Kubbe Nedir, Mimaride, Önemli Kubbeli Yapılar, Hakkında Bilgi

Kubbe yarım küre ya da benzeri gibi düzenli bir eğriden oluşan bir örtüdür. En önemli özelliği, küçük öğeler kullanarak arada başka desteğe gerek duymadan büyük açıklıkları geçebilmesidir. Bu nedenle kubbe, eski çağlardan beri mimarlıkta kullanılan bir yapım tekniğidir. İlkel örnekleri arasında göçebe çadırları, Afrika yerlilerinin sazdan, Eskimolar’ın buzdan kulübeleri ile taşırtma tekniğiyle yapılmış “yalancı kubbe”ler bulunmaktadır.

Gelişmiş kubbe, bir kemerin düşey ekseni çevresinde döndürülmesiyle elde edilir, bu nedenle de onun taşıyıcı özelliklerine sahiptir. Burada küçük öğeler basınç güçlerine karşı koymak durumunda olduklarından, malzeme olarak taş ya da tuğla kullanıldığı zaman etkin bir taşıyıcı elde edilir. Beton gibi malzemeler de aynı biçimde kullanılır.

Kubbe, dayanaklarında sürekli bir taşıyıcı yüzeye gereksinim gösterir; bu nedenle silindir bir altyapı, üstüne oturabileceği en uygun biçimdir. Altyapının kare ya da çokgen planlı olması hem yapım hem de biçim açısından sorun yaratır. Ortaya çıkan boşlukların doldurulmasında geçit öğelerinden yararlanılır. Iran mimarlığında koni biçiminde tonozların oluşturduğu tromplar, Bizans mimarlığında küresel üçgenlerden oluşan pandantifler, Anadolu-Türk mimarlığında da düz üçgenlerden oluşan Türk üçgenleri, geçit öğeleri olarak geliştirilmiştir.

Kubbe bir yapım yöntemi, bir örtü olduğu kadar, etkili bir mekân belirleyici ve çok yönlü bir biçim öğesidir. Bu nedenle simgesel amaçlarla da kullanılmıştır. Kubbenin kapalı, koruyucu eğri çizgileri insanların ilk barınakları olan mağaralarda yaşadıkları dönemi çağrıştıran duygusal bir etki yaratır. Bu da çeşitli kültürlerde kubbe biçimlerinin simgesel anlamlarla yüklü anıtsal yapılarda kullanılmasına yol açmıştır. Kubbe, bu özellikleriyle, dikdörtgen prizmalarla oluşturulan akılcı mimarlığın kullandığı bir öğe değildir.

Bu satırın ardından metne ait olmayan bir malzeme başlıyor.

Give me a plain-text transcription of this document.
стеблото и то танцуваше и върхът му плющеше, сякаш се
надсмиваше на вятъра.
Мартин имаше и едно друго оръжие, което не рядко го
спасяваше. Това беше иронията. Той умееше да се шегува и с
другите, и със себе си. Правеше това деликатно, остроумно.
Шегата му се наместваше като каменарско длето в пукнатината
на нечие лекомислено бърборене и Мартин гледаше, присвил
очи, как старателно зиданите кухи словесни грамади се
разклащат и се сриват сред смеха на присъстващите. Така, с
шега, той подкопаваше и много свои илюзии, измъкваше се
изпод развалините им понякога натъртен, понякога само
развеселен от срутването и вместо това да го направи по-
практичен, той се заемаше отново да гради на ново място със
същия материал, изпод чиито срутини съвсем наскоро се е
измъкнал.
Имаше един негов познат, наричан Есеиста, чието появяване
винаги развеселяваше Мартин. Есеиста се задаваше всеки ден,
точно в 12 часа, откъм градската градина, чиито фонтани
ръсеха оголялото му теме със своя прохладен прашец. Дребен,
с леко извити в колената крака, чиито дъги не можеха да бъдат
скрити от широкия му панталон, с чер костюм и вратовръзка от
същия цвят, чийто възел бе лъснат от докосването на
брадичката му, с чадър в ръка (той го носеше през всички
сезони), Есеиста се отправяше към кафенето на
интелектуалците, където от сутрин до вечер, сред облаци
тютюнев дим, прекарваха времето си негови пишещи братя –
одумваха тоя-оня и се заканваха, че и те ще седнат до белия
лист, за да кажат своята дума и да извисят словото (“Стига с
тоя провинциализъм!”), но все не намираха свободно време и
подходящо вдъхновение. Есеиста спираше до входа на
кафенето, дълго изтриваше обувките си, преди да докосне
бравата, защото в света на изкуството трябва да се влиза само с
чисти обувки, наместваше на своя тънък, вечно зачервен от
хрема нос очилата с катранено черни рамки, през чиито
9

Kubbenin yarım küre, basık, sivri, eliptik, parabolik, soğanbaşı gibi çeşitli biçimleri olabilir. Kasnak ya da bilezik adı verilen bir çerçeve üstüne oturtulabilir ve ışık almasını sağlamak amacıyla üstüne kubbe feneri adı verilen, pencereli, daire ya da çokgen planlı alçak bir kule eklenebilir.

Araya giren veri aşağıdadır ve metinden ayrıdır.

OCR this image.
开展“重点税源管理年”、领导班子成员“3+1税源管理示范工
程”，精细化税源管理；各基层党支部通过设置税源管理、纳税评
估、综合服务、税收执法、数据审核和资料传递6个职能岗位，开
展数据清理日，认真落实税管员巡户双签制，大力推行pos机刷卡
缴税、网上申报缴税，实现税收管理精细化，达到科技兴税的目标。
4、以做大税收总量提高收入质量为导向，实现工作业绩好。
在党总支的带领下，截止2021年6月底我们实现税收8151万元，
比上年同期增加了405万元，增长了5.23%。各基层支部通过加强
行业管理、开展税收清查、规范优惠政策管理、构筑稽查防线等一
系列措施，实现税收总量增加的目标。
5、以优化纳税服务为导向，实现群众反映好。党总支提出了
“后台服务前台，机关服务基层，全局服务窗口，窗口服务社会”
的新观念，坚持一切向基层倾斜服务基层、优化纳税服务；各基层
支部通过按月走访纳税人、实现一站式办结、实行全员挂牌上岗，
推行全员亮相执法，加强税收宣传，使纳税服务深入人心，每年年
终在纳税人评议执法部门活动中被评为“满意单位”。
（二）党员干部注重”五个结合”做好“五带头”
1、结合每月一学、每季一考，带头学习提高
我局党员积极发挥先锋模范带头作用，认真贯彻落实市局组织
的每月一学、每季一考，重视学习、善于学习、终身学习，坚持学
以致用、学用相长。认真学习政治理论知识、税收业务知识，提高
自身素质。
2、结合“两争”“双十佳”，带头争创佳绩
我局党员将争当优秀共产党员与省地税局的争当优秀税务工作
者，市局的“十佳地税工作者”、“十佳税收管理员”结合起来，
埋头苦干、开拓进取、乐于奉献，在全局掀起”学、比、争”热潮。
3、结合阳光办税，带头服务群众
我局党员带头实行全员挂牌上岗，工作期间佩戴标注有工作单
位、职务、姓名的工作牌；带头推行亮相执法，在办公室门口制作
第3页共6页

Kubbe biçimleri, yeni malzeme ve yapım yöntemleriyle geliştirilmiş ve çeşitlendirilmiş olarak, günümüz mimarlığında da kullanılmaktadır.

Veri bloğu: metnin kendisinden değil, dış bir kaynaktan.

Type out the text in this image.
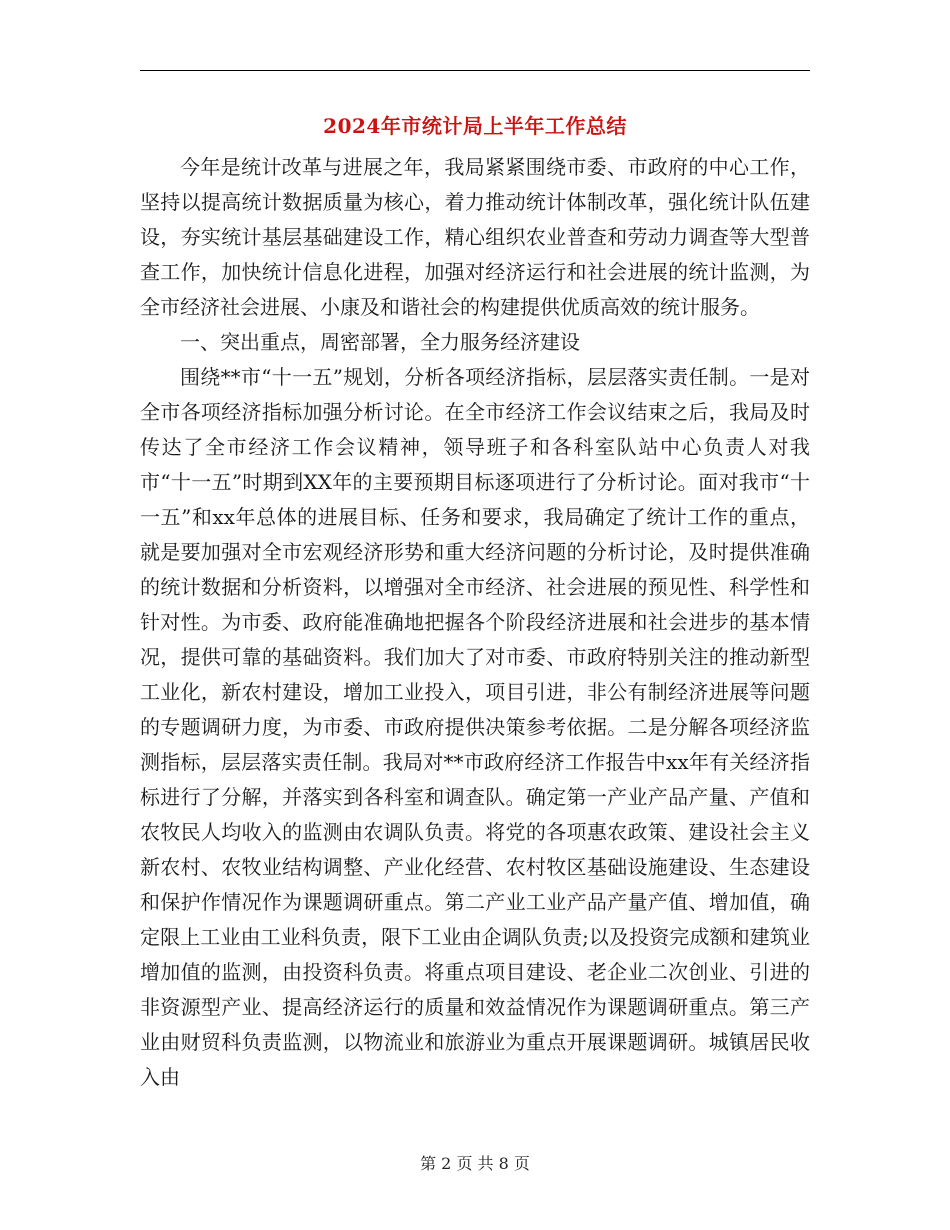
2024年市统计局上半年工作总结

今年是统计改革与进展之年，我局紧紧围绕市委、市政府的中心工作，坚持以提高统计数据质量为核心，着力推动统计体制改革，强化统计队伍建设，夯实统计基层基础建设工作，精心组织农业普查和劳动力调查等大型普查工作，加快统计信息化进程，加强对经济运行和社会进展的统计监测，为全市经济社会进展、小康及和谐社会的构建提供优质高效的统计服务。

一、突出重点，周密部署，全力服务经济建设

围绕**市“十一五”规划，分析各项经济指标，层层落实责任制。一是对全市各项经济指标加强分析讨论。在全市经济工作会议结束之后，我局及时传达了全市经济工作会议精神，领导班子和各科室队站中心负责人对我市“十一五”时期到XX年的主要预期目标逐项进行了分析讨论。面对我市“十一五”和xx年总体的进展目标、任务和要求，我局确定了统计工作的重点，就是要加强对全市宏观经济形势和重大经济问题的分析讨论，及时提供准确的统计数据和分析资料，以增强对全市经济、社会进展的预见性、科学性和针对性。为市委、政府能准确地把握各个阶段经济进展和社会进步的基本情况，提供可靠的基础资料。我们加大了对市委、市政府特别关注的推动新型工业化，新农村建设，增加工业投入，项目引进，非公有制经济进展等问题的专题调研力度，为市委、市政府提供决策参考依据。二是分解各项经济监测指标，层层落实责任制。我局对**市政府经济工作报告中xx年有关经济指标进行了分解，并落实到各科室和调查队。确定第一产业产品产量、产值和农牧民人均收入的监测由农调队负责。将党的各项惠农政策、建设社会主义新农村、农牧业结构调整、产业化经营、农村牧区基础设施建设、生态建设和保护作情况作为课题调研重点。第二产业工业产品产量产值、增加值，确定限上工业由工业科负责，限下工业由企调队负责;以及投资完成额和建筑业增加值的监测，由投资科负责。将重点项目建设、老企业二次创业、引进的非资源型产业、提高经济运行的质量和效益情况作为课题调研重点。第三产业由财贸科负责监测，以物流业和旅游业为重点开展课题调研。城镇居民收入由

第 2 页 共 8 页
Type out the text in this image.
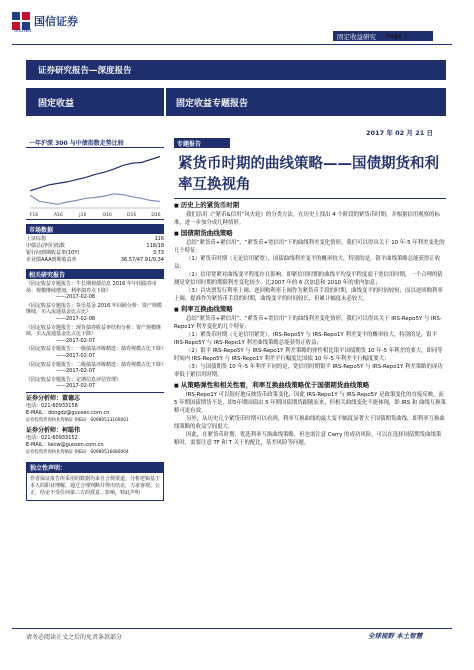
国信证券
GUOSEN
固定收益研究	Page 1
证券研究报告—深度报告
固定收益	固定收益专题报告
2017 年 02 月 21 日
一年沪深 300 与中债指数走势比较
F16	A16	J16	O16	D16	D16
市场数据
上证综指	116
中债总(净价)指数	118/18
银行间到期收益率(10Y)	3.73
企业债AAA到期收益率	36.57/47.91/0.34
相关研究报告
《固定收益专题报告：牛长期观债信息 2016 年中国债券市场：规模继续增加，利率债券点下降》
——2017-02-08
《固定收益专题报告：货币基金 2016 年回顾分析：资产规模继续，买入流通基金比占比》
——2017-02-08
《固定收益专题报告：现货债券收益率结构分析：资产规模继续，买入流通基金比占比下降》
——2017-02-07
《固定收益专题报告：一级债基评级精选：债券规模占比下降》
——2017-02-07
《固定收益专题报告：二级债基评级精选：债券规模占比下降》
——2017-02-07
《固定收益专题报告：定期信息评估管理》
——2017-02-07
证券分析师：董德志
电话：021-60933158
E-MAIL：dongdz@guosen.com.cn
证券投资咨询执业资格证书编码：S0980513100001
证券分析师：柯聪伟
电话：021-60933152
E-MAIL：kecw@guosen.com.cn
证券投资咨询执业资格证书编码：S0980516080004
独立性声明：
作者保证报告所采用的数据均来自合规渠道，分析逻辑基于本人的职业理解，通过合理判断并得出结论，力求客观、公正，结论不受任何第三方的授意、影响，特此声明
专题报告
紧货币时期的曲线策略——国债期货和利率互换视角
■ 历史上的紧货币时期
我们沿用《“紧币&信用”风火轮》的分类方法。在历史上找出 4 个阶段的紧货币时期，并根据信用观察的标准，进一步加分成几种情形。
■ 国债期货曲线策略
总结“紧货币+紧信用”、“紧货币+宽信用”下的曲线利差变化情形，我们可以得出关于 10 年-5 年利差变化的几个特征：
（1）紧货币时期（无论信用紧宽），国债曲线利差变平的概率较大，特别的是，银平曲线策略总能获得正收益；
（2）信用宽紧对曲线变平程度存在影响，即紧信用时期的曲线平均变平程度弱于宽信用时期，一个合理的猜测是宽信用时期的期限利差变化较少，比2007 年的 6 次加息和 2010 年的重内加息；
（3）以央票发行利率上调、逆回购利率上调作为紧货币手段的时期，曲线变平的时间较短；而以逆回购利率上调、提准作为紧货币手段的时期，曲线变平的时间较长，但累计幅度未必较大。
■ 利率互换曲线策略
总结“紧货币+紧信用”、“紧货币+宽信用”下的曲线利差变化情形，我们可以得出关于 IRS-Repo5Y 与 IRS-Repo1Y 利差变化的几个特征：
（1）紧货币时期（无论信用紧宽），IRS-Repo5Y 与 IRS-Repo1Y 利差变平的概率较大，特别的是，银平 IRS-Repo5Y 与 IRS-Repo1Y 利差曲线策略总能获得正收益；
（2）银平 IRS-Repo5Y 与 IRS-Repo1Y 利差策略的弹性相比银平国债期货 10 年-5 年利差的要大，即同等时间内 IRS-Repo5Y 与 IRS-Repo1Y 利差平行幅度比国债 10 年-5 年利差平行幅度要大；
（3）与国债期货 10 年-5 年利差不同的是，宽信用时期银平 IRS-Repo5Y 与 IRS-Repo1Y 利差策略的成功率低于紧信用时期。
■ 从策略弹性和相关性看，利率互换曲线策略优于国债期货曲线策略
IRS-Repo1Y 可以很好地反映货币政策变化，因此 IRS-Repo1Y 与 IRS-Repo5Y 是政策变化的直接反映，而 5 年期国债期货不是，即5年期国债由 5 年期国债期货跟随而来，但相关曲线变化不能体现，即 IRS 和 曲线互换策略可更有效。
另外，从历史几个紧货币时期可以看到，利率互换曲线的最大变平幅度显著大于国债期货曲线，即利率互换曲线策略的收益空间更大。
因此，在紧货币时期，优选利率互换曲线策略，但也需注意 Carry 的成功风险，可以在选择国债期货曲线策略时，需要注意 TF 和 T 关于的配比，基差风险等问题。
请务必阅读正文之后的免责条款部分	全球视野 本土智慧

Önemli kubbe yapıları arasında Roma’daki Panteon (çap 43,3 m, İS 118), İstanbul’daki Ayasofya (çap 32 m, İS 532-537), İran’da Sultaniye’deki Sultan Mahmud Türbesi (çap 25,5 m, 1304-1316) Edirne’deki Selimiye Camii (çap 31 m, 1569-1575), Roma’daki San Pietro Kilisesi (çap 45 m, 1558-1590), Hindistan’da Bişapur’daki Mahmud Adil Şah Türbesi (çap 38 m, 1626-1656), Londra’daki Saint Paul Katedrali (çap 31 m, 1675-1710) bulunmaktadır. Çağdaş örnekler arasında ise Almanya’da Bres-lau’daki Yüzyıl Salonu (çap 65 m, 1910-1912), ABD’de Lousiana’da Baton Rouge’daki Union Tank Bakım Onarım işliği (çap 117 m, 1957), Roma’daki Büyük Spor Sarayı (çap 100 m, 1958-1960) sayılabilir.